What a notebook format does get you is a html
(specifically a .nb.html
)
file that is auto-generated every time the source Rmd is saved. This is a big
win for me over having to remember to knit documents all the time before
committing to a repository.
Additionally, a .nb.html
document is fully self-contained and can be opened on
its own (without any of the other RStudio Project files), and the generating
Rmd file will be auto-recreated. The Rmd will have the evaluated code chunks
still displayed inline, just like the last state of the Rmd file. This part is
super handy for picking up work that another analyst has been performing. I can
just open the notebook file and see the graphs and dataframes of their output
without having to do a lot of costly processing on my end. If you use
html_document
(or any other markdown flavor), RStudio has to cache the chunk
output in your local .Rproj.user directory, which another user won’t have.

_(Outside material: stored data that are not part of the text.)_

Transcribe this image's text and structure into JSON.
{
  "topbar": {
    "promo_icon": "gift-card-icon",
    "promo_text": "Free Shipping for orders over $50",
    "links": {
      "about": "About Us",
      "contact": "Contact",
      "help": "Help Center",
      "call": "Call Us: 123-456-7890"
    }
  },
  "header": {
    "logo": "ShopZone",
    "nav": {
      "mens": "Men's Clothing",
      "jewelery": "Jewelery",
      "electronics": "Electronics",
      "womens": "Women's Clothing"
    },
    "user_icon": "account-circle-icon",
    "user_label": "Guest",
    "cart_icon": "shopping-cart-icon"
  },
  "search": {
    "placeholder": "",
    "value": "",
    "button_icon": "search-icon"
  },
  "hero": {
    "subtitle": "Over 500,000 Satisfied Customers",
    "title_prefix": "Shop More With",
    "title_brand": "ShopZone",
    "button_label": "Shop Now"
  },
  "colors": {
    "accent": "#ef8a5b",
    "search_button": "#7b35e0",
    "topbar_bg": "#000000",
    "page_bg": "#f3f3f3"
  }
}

This results in someone opening an html_document
only markdown file and not
having any of that nifty cached output.
There is one downside of notebooks for my workflow, and it’s a doozy. The
nifty knitr
and googledrive
process that Bob outlines in his blog post
requires that visuals are saved out to a stand alone directory, which are
then uploaded to a Google Drive location. Only the html_document
format can
handle the fig.path
option. This is by design as having images in a separate
directory is directly against the fully self-contained goal of notebooks.
I’ve tried to look into various knitr
hooks to recreate this self-contained
and external-save approach and haven’t found an entirely satisfactory
approach. I currently stick an additional output format of html_notebook
on
my templates. Even when the notebook format is not the default, RStudio will
still generate the nb.html
file. So I can have html_document
as my default,
work with the notebooks as my primary format, then knit to HTML when I’m ready to
share graphics.
I don’t love this approach with it’s dependence on my remembering to knit on a regular basis, but my team has a small helper function to save graphics to an external directory that scratches part of my itch. I’d love to hear from others if there’s a more elegant approach!